Anyway, it’s late here, so I’m going to bed. G‘Night.
p.s. The sf/fantasy writer Roger Zelazny had some wonderful quotes about sleep
From Knight of Shadows: Sleep is perhaps the only among life’s great pleasures which need not be of short duration
From the Isle of the Dead: Of all the things a man may do, sleep probably contributes most to keeping him sane. It puts brackets about each day. If you do something foolish or painful today, you get irritated if somebody mentions it, today. If it happened yesterday, though, you can nod or chuckle, as the case may be. You’ve crossed through nothingness or dream to another island in Time
There is also one I couldn’t find on line from, I think, This Immortal…something like of all earthly pleasures, food, laughter, love and sex, sleep is the best.
“It’s almost as if people in developed societies think that caffeine, Ambien and a go-go lifestyle can overcome our animal natures.”
Nah, that requires Modafinil.
It’s only anecdotal, but the children of my friends and colleagues who were the biggest pills were those whose parents said, “Oh, they don’t need that much sleep.” Uh huh.
Modern schedules don’t tend to allow for enough sleep for kids and adolescents, at least during the school year. Depending on school district and location, many kids have to be up by 6 or sometimes earlier to catch the buses. So 9 hours of sleep means down by 9, which means bedtime by 830 or 8, which pretty much runs right into the end of supper for anyone with a commute. (Oh, and in many modern dwellings having the kids asleep and the parents up and about is not an acoustical option.)
We can blame not only suburban sprawl for this but also the penury of local school funding and consequent privatization of most school bus service. The private companies set bus schedules (and hence effectively school hours) according to what maximizes utilization of buses and drivers, rather than what’s best for students or teachers.
Of all pleasures - a drink of cold water when you are thirsty, liquor when you are not, sex, a cigarette after many days without one - there is none of them that can compare with sleep. Sleep is best.
That’s it — THANKS!
OK as a child my parents would never understand 1). why I would not go to sleep
2). why I would wake up early, every day, rain or shine
Still do, even 50 years later.
What I can say is I finally learned as an adult not to fight insomnia.
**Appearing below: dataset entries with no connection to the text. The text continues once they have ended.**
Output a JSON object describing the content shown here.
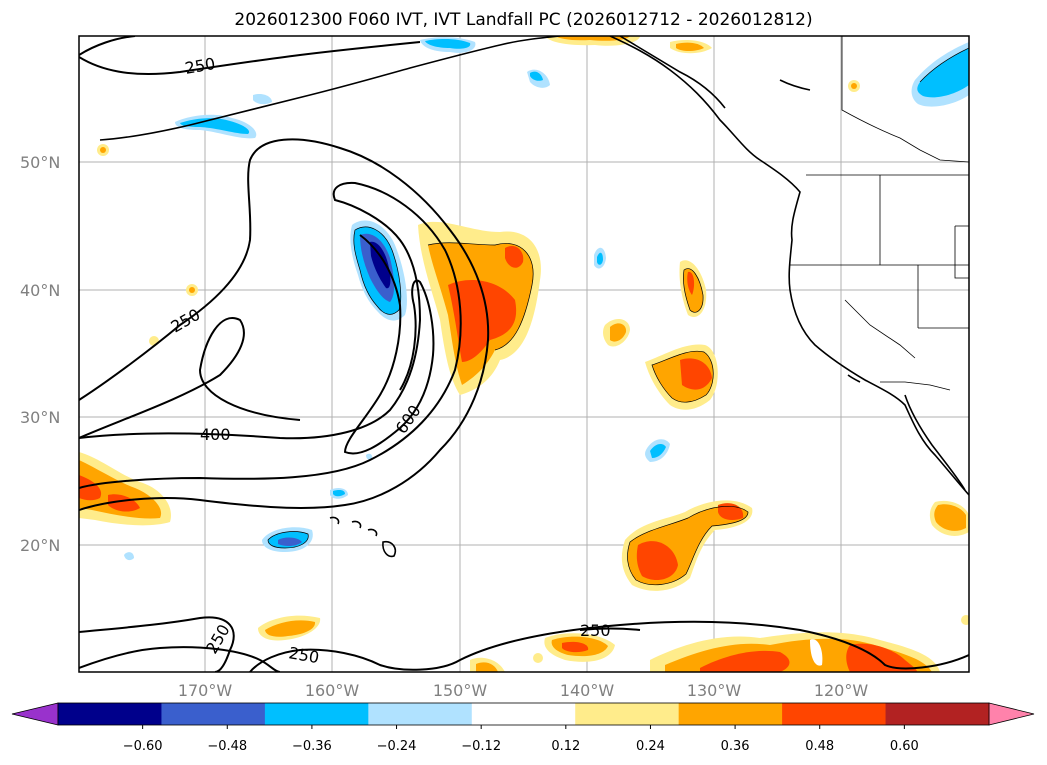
{
  "title": "2026012300 F060 IVT, IVT Landfall PC (2026012712 - 2026012812)",
  "lat_labels": [
    "50°N",
    "40°N",
    "30°N",
    "20°N"
  ],
  "lon_labels": [
    "170°W",
    "160°W",
    "150°W",
    "140°W",
    "130°W",
    "120°W"
  ],
  "contour_labels": [
    "250",
    "250",
    "400",
    "600",
    "250",
    "250",
    "250"
  ],
  "colorbar": {
    "ticks": [
      "−0.60",
      "−0.48",
      "−0.36",
      "−0.24",
      "−0.12",
      "0.12",
      "0.24",
      "0.36",
      "0.48",
      "0.60"
    ],
    "colors": [
      "#9932cc",
      "#00008b",
      "#3a5fcd",
      "#00bfff",
      "#b0e2ff",
      "#ffffff",
      "#ffec8b",
      "#ffa500",
      "#ff4500",
      "#b22222",
      "#ff82ab"
    ]
  }
}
If not tired, turn on light, read.
When at age 12 or so my parents and I finally came to this neutrality (remember in that day and age, a lightswitch made a ‘click’ audible through the house) then we had a better relationship. If I could not sleep, I would sit up in bed and read.
It’s not that I don’t get tired (didn’t). It’s just that I don’t sleep (or sleep some other time).
The more kids and parents can agree that if you don’t feel like sleeping, as long as you do something quiet (eg when you get up to use the loo, you do not flush it), something like reading (surfing the net or watching TV would not count) then trying to ‘make’ a kid sleep, when in fact there are underlying causes (in my case probably stress) just does not help.